So you’re new to campus and it seems like everything’s so far away. You’re thinking “What’s the best way to get around??” You keep seeing all these people on a variety of wheel machines and as an engineer you’ve gotta figure out the best one. Well I’ve been there and here are my rankings, but your mileage may vary.
Number 5: All other odd vehicles
This is a category for all those random inventions you see out there. OneWheels, self-balancing unicycles, UrbEs, etc. They’re not bad, and you’ll def stand out, but personally they’re not my favorite. But if they speak to you then go for it. They’re sure to be a conversation starter!
Number 4: Walking
The classic feet. Nothing’s wrong with it. Plenty of people get along just fine walking around campus all 4 years. I’ve done it for multiple semesters just fine, but you’ve gotta plan your trips as you can’t zip from Viterbi to the village and then to Marshall without spending a **lot** of time. But at least you’ll get your steps in and close those rings.
Number 3: Biking
Every movie shows kids biking at college. It works and it’s by far the easiest to learn since almost everyone buys a bike. It’s nice since there’s a ton of racks around campus and you’ll be well equipped if you live a bit farther from campus. Just be prepared to not go fast since campus can be packed and bikes take up a ton of space
Number 2: Scooters (Electric and Normal)
Depending on who you ask, this and number 1 may be flipped but this I just my opinion. Scooters are easy to ride and since you have handle bars, they’re safer than other options. But I can’t make them #1 because of lack of style points. You’ll see a ton of athletes and other people on the electric scooters which are super fun and get around anywhere would breaking swear, but beware they can cost a pretty penny and you can’t bring them into USC housing.

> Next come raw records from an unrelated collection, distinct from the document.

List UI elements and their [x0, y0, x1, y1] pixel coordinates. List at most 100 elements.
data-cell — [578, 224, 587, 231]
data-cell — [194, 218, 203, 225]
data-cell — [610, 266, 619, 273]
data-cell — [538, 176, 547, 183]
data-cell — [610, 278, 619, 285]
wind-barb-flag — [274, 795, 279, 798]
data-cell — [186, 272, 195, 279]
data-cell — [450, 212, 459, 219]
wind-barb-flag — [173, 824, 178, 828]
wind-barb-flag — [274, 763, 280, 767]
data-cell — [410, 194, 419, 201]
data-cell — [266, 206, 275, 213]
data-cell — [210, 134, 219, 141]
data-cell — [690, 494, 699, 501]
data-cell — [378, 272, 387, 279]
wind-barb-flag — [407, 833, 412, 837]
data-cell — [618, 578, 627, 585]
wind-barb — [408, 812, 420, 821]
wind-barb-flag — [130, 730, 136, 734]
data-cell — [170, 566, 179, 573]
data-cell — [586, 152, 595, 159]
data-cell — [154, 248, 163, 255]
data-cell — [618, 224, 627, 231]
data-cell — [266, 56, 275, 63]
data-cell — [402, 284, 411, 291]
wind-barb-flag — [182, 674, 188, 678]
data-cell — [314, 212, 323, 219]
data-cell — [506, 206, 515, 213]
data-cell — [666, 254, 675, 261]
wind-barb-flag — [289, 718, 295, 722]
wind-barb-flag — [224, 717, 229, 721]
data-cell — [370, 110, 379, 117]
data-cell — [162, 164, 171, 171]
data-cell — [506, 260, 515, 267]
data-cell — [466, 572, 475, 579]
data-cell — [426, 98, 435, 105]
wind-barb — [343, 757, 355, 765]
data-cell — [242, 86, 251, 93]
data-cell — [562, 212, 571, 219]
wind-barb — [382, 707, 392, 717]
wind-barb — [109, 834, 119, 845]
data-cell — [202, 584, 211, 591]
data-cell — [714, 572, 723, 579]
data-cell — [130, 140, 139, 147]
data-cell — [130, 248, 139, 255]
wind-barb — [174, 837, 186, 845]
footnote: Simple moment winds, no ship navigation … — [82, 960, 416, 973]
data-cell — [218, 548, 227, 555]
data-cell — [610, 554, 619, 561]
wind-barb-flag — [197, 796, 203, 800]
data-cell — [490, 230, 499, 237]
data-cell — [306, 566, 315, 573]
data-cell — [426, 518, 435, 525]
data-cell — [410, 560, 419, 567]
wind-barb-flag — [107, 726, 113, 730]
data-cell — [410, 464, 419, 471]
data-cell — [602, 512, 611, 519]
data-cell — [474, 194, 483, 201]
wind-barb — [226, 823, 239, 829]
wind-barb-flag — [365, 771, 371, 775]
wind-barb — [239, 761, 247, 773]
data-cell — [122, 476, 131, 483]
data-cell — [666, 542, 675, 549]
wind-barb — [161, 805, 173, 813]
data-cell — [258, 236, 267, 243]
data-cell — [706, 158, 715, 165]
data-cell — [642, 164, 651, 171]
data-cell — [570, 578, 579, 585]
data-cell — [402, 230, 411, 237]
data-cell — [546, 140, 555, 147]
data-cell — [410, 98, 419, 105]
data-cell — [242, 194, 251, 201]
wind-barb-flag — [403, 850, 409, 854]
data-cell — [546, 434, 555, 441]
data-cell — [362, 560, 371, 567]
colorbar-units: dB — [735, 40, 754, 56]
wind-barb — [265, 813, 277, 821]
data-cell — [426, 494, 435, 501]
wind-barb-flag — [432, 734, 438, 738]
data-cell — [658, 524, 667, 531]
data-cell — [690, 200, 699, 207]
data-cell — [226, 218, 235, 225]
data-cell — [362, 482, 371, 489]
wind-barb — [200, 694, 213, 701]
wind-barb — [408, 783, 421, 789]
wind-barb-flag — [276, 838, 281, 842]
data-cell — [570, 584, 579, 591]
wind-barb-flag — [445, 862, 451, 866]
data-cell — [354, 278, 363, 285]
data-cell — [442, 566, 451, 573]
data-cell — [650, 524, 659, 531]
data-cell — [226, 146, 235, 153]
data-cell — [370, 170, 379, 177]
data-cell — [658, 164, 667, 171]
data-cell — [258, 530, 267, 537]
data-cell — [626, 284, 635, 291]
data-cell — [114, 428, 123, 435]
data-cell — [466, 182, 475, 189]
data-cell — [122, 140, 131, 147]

I almost bought one so you can tell how conflicted I was.
Number 1: Skateboards (Electric and Normal)
It’s the best, argue with someone else.
But in all honesty I do think they are the best. They are just fast enough to get places easily and compact enough to not mind carrying since scooters and bikes can be a bit cumbersome. Yes they do have a learning curve, but we’re engineers, we do the hard stuff for fun. Start by learning on a long board since they’re sage and stable. Then eventually you’ll get the hang of it.
Personally I have both a normal and electric board. The electric ones are super cool (Ala Casey Neistat) but they cost a lot (spent 600 on mine) and going 20 miles an hour is a bit dangerous if you don’t know what you’re doing.
All in all, it’s a great way to get around but if you can’t stomach the skateboard then I guess scooters are for you (but the loss of style points hurts).